When training to be a doctor, one of the biggest skills you can gain is to overcome dread and terror. Dread is the feeling you have when the OB calls you and says she has a 36 weeker with thick meconium (the baby poops in the amnionic fluid – it’s a sign of distress and can cause very bad lung problems) and worrisome heart tracings. Dread is the feeling when moonlighting as a 3rd year resident in a rural ER and getting an ambulance call for a car accident.
Terror is what you feel the first time you face each of these situations in their rawest form. With dread you do a lot of praying that the worst won’t happen. With terror, it happens. Somehow you have to face this. Somehow you need to overcome this and do your job.

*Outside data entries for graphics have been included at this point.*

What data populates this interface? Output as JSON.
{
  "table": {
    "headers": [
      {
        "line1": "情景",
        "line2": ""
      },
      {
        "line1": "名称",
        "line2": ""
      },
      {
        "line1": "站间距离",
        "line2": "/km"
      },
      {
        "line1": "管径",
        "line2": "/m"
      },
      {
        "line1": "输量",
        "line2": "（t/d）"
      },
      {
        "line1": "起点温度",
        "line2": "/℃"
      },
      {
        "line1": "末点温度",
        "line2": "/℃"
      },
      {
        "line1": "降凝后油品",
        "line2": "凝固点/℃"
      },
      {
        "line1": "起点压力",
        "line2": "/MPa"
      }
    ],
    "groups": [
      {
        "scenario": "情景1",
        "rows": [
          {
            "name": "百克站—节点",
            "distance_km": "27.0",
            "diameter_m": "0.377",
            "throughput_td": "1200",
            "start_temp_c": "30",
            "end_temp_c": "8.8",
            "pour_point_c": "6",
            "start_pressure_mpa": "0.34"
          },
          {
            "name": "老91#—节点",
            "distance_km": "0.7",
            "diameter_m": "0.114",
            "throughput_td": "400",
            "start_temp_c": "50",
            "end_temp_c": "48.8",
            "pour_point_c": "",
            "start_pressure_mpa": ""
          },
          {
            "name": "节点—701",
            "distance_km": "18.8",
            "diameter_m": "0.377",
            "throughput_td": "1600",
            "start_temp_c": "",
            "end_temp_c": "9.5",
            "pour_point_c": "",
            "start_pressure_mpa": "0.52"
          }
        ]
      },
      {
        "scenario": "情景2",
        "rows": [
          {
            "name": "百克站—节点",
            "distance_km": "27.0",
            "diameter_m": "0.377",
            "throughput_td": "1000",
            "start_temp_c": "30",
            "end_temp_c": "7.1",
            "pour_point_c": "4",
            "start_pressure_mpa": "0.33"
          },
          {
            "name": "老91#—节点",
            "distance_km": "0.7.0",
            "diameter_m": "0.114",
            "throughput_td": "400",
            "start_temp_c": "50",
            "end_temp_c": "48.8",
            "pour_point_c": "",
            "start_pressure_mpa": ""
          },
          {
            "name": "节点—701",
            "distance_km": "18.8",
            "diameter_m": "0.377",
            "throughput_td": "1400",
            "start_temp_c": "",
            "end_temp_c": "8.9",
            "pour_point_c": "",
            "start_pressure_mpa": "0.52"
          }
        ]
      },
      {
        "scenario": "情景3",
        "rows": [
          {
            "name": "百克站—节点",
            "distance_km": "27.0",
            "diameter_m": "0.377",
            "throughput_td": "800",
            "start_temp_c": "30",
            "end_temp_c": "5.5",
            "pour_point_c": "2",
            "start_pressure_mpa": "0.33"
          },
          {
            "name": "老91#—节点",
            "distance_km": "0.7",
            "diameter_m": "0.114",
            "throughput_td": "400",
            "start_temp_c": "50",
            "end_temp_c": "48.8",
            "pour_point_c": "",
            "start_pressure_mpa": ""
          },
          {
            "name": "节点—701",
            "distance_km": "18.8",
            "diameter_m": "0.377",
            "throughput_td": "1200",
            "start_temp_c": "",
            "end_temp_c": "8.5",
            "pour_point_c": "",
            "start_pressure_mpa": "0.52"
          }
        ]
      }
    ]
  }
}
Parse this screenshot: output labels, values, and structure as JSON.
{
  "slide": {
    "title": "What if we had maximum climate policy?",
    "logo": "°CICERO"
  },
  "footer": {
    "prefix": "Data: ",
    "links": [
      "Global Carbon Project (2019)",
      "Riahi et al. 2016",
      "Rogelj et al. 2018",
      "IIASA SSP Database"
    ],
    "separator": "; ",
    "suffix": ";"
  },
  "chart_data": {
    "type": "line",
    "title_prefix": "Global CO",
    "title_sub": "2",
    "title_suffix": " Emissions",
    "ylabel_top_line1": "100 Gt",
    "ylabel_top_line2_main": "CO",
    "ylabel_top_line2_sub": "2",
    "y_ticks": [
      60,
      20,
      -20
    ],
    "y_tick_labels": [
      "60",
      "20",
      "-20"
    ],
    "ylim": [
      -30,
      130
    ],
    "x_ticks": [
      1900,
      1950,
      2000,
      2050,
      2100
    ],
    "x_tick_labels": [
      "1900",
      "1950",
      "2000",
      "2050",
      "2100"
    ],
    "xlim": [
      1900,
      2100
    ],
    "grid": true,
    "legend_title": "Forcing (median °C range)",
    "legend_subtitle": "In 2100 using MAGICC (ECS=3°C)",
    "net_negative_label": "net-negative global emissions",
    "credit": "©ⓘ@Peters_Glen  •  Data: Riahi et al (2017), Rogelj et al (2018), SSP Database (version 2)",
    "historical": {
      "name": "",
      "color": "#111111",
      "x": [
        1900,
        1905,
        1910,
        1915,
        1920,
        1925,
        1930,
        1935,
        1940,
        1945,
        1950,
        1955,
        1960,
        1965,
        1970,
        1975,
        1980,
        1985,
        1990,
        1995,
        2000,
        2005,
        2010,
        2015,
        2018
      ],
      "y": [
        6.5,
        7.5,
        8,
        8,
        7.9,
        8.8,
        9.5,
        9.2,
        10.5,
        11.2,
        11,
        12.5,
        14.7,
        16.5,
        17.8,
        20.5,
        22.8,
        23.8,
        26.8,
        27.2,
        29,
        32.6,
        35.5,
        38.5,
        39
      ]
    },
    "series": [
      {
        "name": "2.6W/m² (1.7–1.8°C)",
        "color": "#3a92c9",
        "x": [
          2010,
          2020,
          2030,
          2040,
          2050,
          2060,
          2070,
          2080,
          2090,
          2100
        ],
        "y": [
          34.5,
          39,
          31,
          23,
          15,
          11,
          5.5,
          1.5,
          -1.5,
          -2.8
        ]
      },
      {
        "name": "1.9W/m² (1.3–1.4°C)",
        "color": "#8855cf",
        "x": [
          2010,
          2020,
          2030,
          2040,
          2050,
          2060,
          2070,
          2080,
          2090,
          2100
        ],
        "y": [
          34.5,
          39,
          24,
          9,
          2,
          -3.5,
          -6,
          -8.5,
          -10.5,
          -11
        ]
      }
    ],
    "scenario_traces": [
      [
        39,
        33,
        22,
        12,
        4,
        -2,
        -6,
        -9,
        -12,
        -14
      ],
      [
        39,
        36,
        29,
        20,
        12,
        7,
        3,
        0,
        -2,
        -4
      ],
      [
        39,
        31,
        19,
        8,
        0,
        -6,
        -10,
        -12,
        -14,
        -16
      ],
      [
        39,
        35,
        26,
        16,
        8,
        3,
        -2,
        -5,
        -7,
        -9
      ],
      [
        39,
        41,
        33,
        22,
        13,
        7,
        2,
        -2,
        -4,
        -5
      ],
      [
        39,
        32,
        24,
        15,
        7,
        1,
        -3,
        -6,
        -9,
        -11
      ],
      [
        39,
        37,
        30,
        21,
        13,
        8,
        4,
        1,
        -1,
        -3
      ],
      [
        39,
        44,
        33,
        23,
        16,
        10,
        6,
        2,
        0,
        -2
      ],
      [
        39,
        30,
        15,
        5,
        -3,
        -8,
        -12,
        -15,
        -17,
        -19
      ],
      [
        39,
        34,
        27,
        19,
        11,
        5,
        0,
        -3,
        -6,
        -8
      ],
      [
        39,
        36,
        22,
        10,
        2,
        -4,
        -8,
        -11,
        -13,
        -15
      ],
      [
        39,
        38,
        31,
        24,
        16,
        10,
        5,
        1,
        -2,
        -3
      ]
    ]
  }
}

A saying that has stuck with me since residency is, “What’s the first thing you do when arriving at a code?” (A code is when a patient in the hospital has cardiac and/or pulmonary arrest). “Answer: check your own pulse.” If you don’t master this skill as a resident, you are going to have a very hard time dealing with this in the future. Fall apart once, and it is harder to prevent next time.
I don’t have as much dread anymore. I hardly have any terror. But I do have lesser emotions and I have the added danger of complacency. I can get complacent because I have done this for 15 years and it is familiar. I can get complacent because I am told I am a “good doctor.” But what you have done in the past does not matter to the person you are seeing now. Accomplishment is fine, but it makes it no less important to focus hard on what you are doing now.
This is why I am so tired by the end of the day. I am not physically tired; I don’t see patients while running a half-marathon. It’s emotional fatigue that causes trouble. It’s the long-term persistent stress that wears you down.
I haven’t been blogging as much lately. It’s not because of the podcast taking all of my time. I seem to have the ability to whip things out when I need to (this post has been written entirely in the time at work prior to my first patient). It is the emotional fatigue that tells me I need to stop and refocus.
This is a deep breath.
My kids need me. My wife needs me. My patients need me. Then there is that other person I need to take care of: me. Calm the frenzy. Still the waters. Refocus.